Pedalar requer apenas coragem e prazer.
Assim, pouco importa a direção...
Aracaju - Cristinápolis
(Paulo R. Boblitz - 1/jan/2013)
Eu disse para minha Esposa:
- Esse grupo é Banda Voou...
Ela sorriu e respondeu:
- Você só faça o que puder..!
Despedimo-nos, desci as escadas e lá de baixo lhe dei um até logo; Rogério acabava de chegar, logo informando:
- Aldo e Tato estão esperando no posto da Saneamento, e eu preciso correr até o Banco para tirar dinheiro...
Olhei novamente para cima e sorri; ia ser um passeio formidável...
Seriam cinco dias de somente pedal, sem vistas, paisagens deslumbrantes, atrativos pelos caminhos etc., porém extremamente desafiadores, uma espécie de treinamento com cicloturismo, algo a nos mostrar como vamos de pernas, como vamos de paciências, como vamos daquilo que consideramos riscos, porque era pegar uma rodovia insana e enfrentá-la, algo que eu nunca havia feito, e se não havia experimentado, estava na hora da boa loucura...

Banho tomado, roupas trocadas, barrigas em satisfação, sorrisos de brincadeiras e gozações, até que o sono carregasse cada um para sua própria cama, bom remédio quando é boa, horrível para o dia seguinte, quando afunda e nos encosta no estrado...
Nos dias anteriores, pelo telefone, Tato havia dito que nos encontraria em Alagoinhas, e pelo Rogério, que Aldo nos encontraria em Umbaúba, pois viria direto de Paripiranga, Bahia, divisa com Sergipe. Montei e segui com calma para o posto determinado. Chegamos juntos eu e Rogério; Aldo já estava lá, mas faltava o Tato, que mais um pouco chegava com o pneu traseiro meio murcho, pito fino, sem bomba, sem farol, sem lanterna...
O grupo podia ser Banda Voou, mas daqui para frente, cada um cuidaria do outro. Já conhecia o Rogério, mas Aldo e Tato, os estava conhecendo naquela hora.
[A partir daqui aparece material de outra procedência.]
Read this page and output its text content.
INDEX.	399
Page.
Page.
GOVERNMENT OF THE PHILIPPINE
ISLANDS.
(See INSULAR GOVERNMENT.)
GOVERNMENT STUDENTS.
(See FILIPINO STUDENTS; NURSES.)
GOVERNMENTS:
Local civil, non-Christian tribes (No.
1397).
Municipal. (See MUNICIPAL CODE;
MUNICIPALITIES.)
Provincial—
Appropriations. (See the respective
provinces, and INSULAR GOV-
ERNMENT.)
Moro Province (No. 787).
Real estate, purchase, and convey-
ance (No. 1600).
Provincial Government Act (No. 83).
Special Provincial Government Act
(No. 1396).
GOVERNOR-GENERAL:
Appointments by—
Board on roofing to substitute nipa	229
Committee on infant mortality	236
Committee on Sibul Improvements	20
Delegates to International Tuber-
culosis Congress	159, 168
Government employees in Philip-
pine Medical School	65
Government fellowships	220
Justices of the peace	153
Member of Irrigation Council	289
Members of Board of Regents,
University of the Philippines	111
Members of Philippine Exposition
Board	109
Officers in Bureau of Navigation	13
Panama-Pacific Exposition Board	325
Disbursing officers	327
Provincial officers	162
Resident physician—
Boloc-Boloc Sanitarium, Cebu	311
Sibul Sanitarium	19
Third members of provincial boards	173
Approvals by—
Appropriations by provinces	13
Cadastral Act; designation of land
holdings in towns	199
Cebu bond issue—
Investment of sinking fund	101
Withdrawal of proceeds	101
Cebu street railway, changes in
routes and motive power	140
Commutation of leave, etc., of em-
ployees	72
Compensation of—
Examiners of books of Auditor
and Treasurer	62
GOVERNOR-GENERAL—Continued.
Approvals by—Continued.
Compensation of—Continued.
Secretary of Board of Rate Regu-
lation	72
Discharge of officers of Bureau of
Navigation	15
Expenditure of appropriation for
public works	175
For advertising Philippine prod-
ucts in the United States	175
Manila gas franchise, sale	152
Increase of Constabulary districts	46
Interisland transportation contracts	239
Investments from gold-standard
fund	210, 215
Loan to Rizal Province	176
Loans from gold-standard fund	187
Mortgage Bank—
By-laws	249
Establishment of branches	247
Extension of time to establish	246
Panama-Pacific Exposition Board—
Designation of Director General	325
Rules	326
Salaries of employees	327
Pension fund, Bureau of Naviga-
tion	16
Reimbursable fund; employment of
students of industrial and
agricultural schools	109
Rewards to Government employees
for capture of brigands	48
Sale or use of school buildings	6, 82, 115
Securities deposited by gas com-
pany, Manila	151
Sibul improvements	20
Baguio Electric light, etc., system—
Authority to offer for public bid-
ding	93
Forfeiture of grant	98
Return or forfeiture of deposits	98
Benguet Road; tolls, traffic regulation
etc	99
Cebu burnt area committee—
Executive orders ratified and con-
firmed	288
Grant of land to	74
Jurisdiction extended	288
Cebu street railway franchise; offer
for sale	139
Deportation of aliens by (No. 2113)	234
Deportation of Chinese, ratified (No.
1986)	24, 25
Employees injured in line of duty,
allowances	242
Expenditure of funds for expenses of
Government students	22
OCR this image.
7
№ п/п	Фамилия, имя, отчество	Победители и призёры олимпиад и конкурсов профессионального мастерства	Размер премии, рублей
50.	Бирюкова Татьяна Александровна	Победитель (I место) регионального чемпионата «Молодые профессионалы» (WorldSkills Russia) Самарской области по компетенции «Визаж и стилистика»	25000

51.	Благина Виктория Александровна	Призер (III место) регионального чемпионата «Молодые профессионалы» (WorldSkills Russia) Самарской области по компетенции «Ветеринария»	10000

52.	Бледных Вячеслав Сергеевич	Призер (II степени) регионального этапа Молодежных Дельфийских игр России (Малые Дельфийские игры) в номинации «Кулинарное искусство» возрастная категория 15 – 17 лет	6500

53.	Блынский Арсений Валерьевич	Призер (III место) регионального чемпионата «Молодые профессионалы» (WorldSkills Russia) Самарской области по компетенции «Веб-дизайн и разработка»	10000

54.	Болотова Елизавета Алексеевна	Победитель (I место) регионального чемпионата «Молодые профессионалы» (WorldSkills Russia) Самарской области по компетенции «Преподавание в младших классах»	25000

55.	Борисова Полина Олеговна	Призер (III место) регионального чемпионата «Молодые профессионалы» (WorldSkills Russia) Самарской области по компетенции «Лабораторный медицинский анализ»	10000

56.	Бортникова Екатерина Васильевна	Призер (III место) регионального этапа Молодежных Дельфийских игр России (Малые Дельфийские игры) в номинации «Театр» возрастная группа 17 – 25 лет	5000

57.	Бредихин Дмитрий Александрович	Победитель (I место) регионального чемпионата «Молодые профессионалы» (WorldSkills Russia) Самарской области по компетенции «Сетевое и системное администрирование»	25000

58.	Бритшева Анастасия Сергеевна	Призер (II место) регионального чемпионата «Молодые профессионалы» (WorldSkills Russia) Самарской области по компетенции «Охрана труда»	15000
Apertamo-nos as mãos, aguardamos o Tato encher o pneu e partimos para o que seria uma bela aventura, principalmente de desafios, média prevista de 125 km por dia, por interiores bem quentes e agressivos...
Uma coisa muito séria num Cicloturista, é o ritmo, pois é ele quem determina a jornada.
Num grupo formado, principalmente próximo da viagem, e quando os integrantes pouco se conhecem, o ritmo torna-se uma incógnita, porque andando juntos, acabamos por nos influenciarmos todos, e isso pode prejudicar o mais lento, não necessariamente porque ele seja o menos preparado.
Pedalar é como falar, andar, dirigir, e tantas outras atividades, pois existem os calmos, os apressados, os afoitos, e uma série de outras qualidades individuais envolvidas.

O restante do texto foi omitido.